With the widespread COVID-19 pandemic this month, many offices are turning to telehealth as a way to provide patient care face-to-face, while still maintaining safe distances and quarantine precautions. For more information about COVID-19, please visit the CDC and WHO websites. The national audiology associations also have a variety of information to assist members at this time.
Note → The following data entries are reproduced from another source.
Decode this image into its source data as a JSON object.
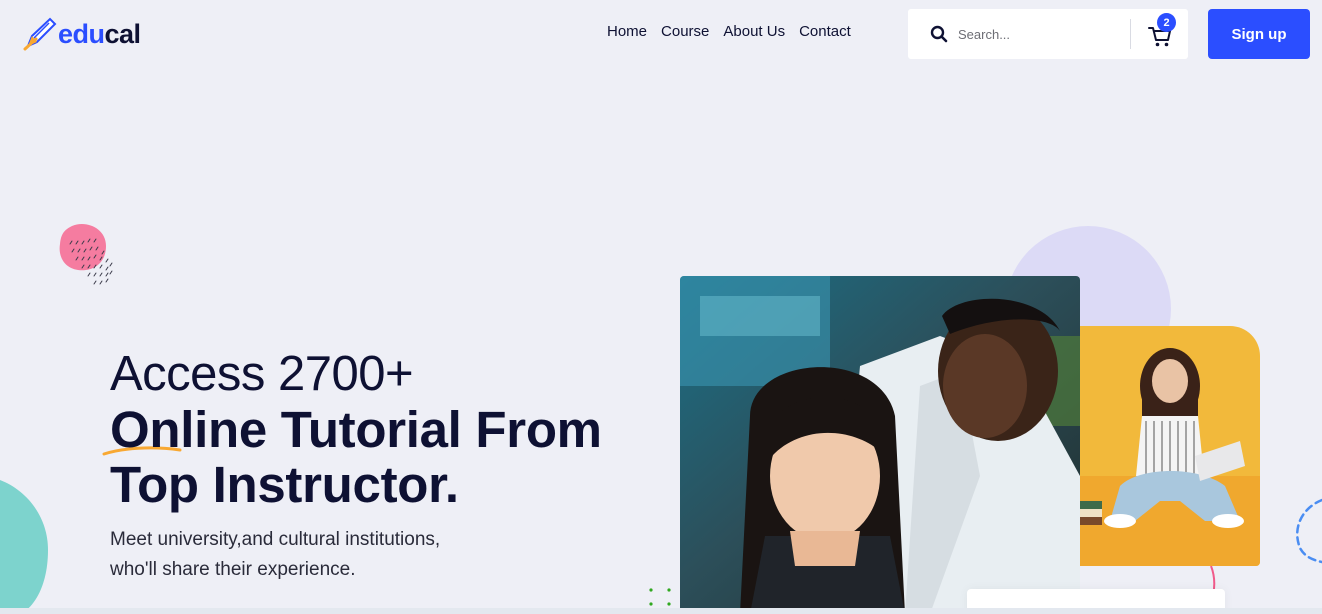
{
  "brand": {
    "name_part1": "edu",
    "name_part2": "cal"
  },
  "nav": {
    "items": [
      "Home",
      "Course",
      "About Us",
      "Contact"
    ]
  },
  "search": {
    "placeholder": "Search..."
  },
  "cart": {
    "count": "2"
  },
  "signup": {
    "label": "Sign up"
  },
  "hero": {
    "line1": "Access 2700+",
    "line2": "Online Tutorial From",
    "line3": "Top Instructor.",
    "subtitle_line1": "Meet university,and cultural institutions,",
    "subtitle_line2": "who'll share their experience."
  },
  "icons": [
    "logo-pencil-icon",
    "search-icon",
    "cart-icon"
  ],
  "colors": {
    "accent": "#2b4eff",
    "heading": "#0e1133",
    "background": "#eeeff6",
    "highlight": "#f8a832"
  }
}
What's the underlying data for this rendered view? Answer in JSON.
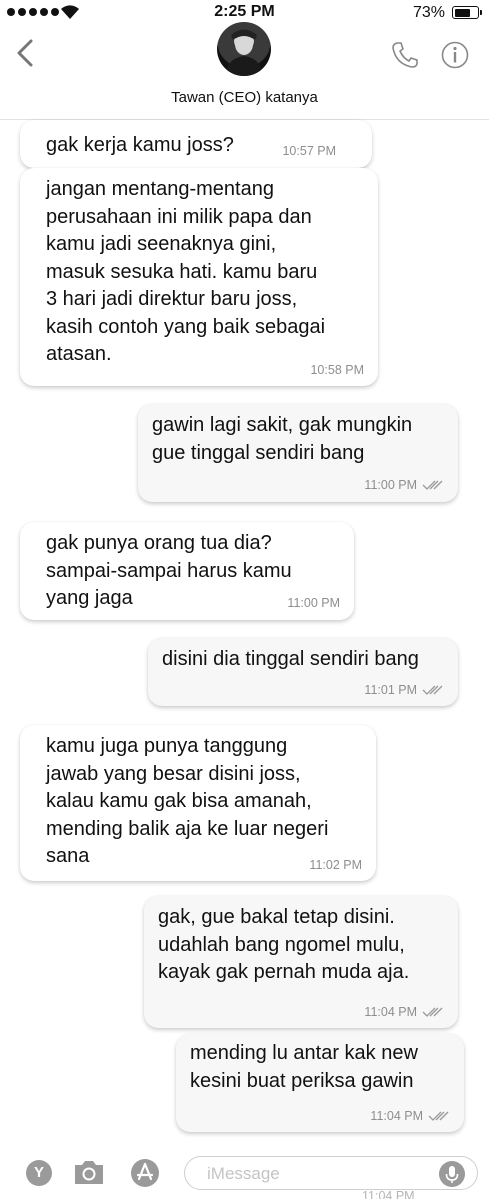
{
  "status_bar": {
    "time": "2:25 PM",
    "battery_percent": "73%",
    "battery_level": 0.73
  },
  "header": {
    "contact_name": "Tawan (CEO) katanya"
  },
  "messages": [
    {
      "dir": "in",
      "text": "gak kerja kamu joss?",
      "time": "10:57 PM",
      "read": false
    },
    {
      "dir": "in",
      "text": "jangan mentang-mentang\nperusahaan ini milik papa dan\nkamu jadi seenaknya gini,\nmasuk sesuka hati. kamu baru\n3 hari jadi direktur baru joss,\nkasih contoh yang baik sebagai\natasan.",
      "time": "10:58 PM",
      "read": false
    },
    {
      "dir": "out",
      "text": "gawin lagi sakit, gak mungkin\ngue tinggal sendiri bang",
      "time": "11:00 PM",
      "read": true
    },
    {
      "dir": "in",
      "text": "gak punya orang tua dia?\nsampai-sampai harus kamu\nyang jaga",
      "time": "11:00 PM",
      "read": false
    },
    {
      "dir": "out",
      "text": "disini dia tinggal sendiri bang",
      "time": "11:01 PM",
      "read": true
    },
    {
      "dir": "in",
      "text": "kamu juga punya tanggung\njawab yang besar disini joss,\nkalau kamu gak bisa amanah,\nmending balik aja ke luar negeri\nsana",
      "time": "11:02 PM",
      "read": false
    },
    {
      "dir": "out",
      "text": "gak, gue bakal tetap disini.\nudahlah bang ngomel mulu,\nkayak gak pernah muda aja.",
      "time": "11:04 PM",
      "read": true
    },
    {
      "dir": "out",
      "text": "mending lu antar kak new\nkesini buat periksa gawin",
      "time": "11:04 PM",
      "read": true
    }
  ],
  "input_bar": {
    "placeholder": "iMessage",
    "apps": [
      "Y"
    ],
    "partial_time": "11:04 PM"
  },
  "colors": {
    "bubble_in": "#ffffff",
    "bubble_out": "#f7f7f7",
    "meta": "#8e8e8e"
  },
  "icons": [
    "back-chevron-icon",
    "phone-icon",
    "info-icon",
    "camera-icon",
    "app-store-icon",
    "microphone-icon"
  ]
}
The Maryland Audiology Regulations, Chapter 6 addresses “Telehealth Communications.” Telehealth is defined as “the use of telecommunications and information technologies for the exchange of information from one site to another for the provision of audiology, hearing aid dispensing, or speech-language pathology services to an individual from a provider through hardwire or internet connection.” Audiologists, hearing aid dispensers, and speech language pathologists may provide telehealth services as a “provider.” The location “site” is the location of the patient when telehealth services are provided. You must be licensed in the state the patient is located to legally provide services. [For example, if you are licensed in Maryland and a patient is located in Maryland at the time of services, telehealth can be provided. If you are licensed in Maryland and the patient is located in Washington, DC. at the time of services, you CANNOT legally provide telehealth, unless you are licensed in DC.] The ethical requirements and scope of practice are consistent for telehealth services as in-office services.
Telehealth services need to be provided by HIPAA complaint systems and providers need to have proper procedures and policies in place for use of telehealth technology. Common face-to-face software (e.g. FaceTime, Zoom, Skype) is NOT HIPAA complaint without a Business account and/or fully executed Business Associate Agreement (BAA). Practices and individuals providers should ensure that business and individual malpractice insurance covers telehealth services, prior to use. Patients also need to be aware that the provider can only ensure security of the internet and devices on the provider’s side and the patient has a responsibility for their privacy and security as well.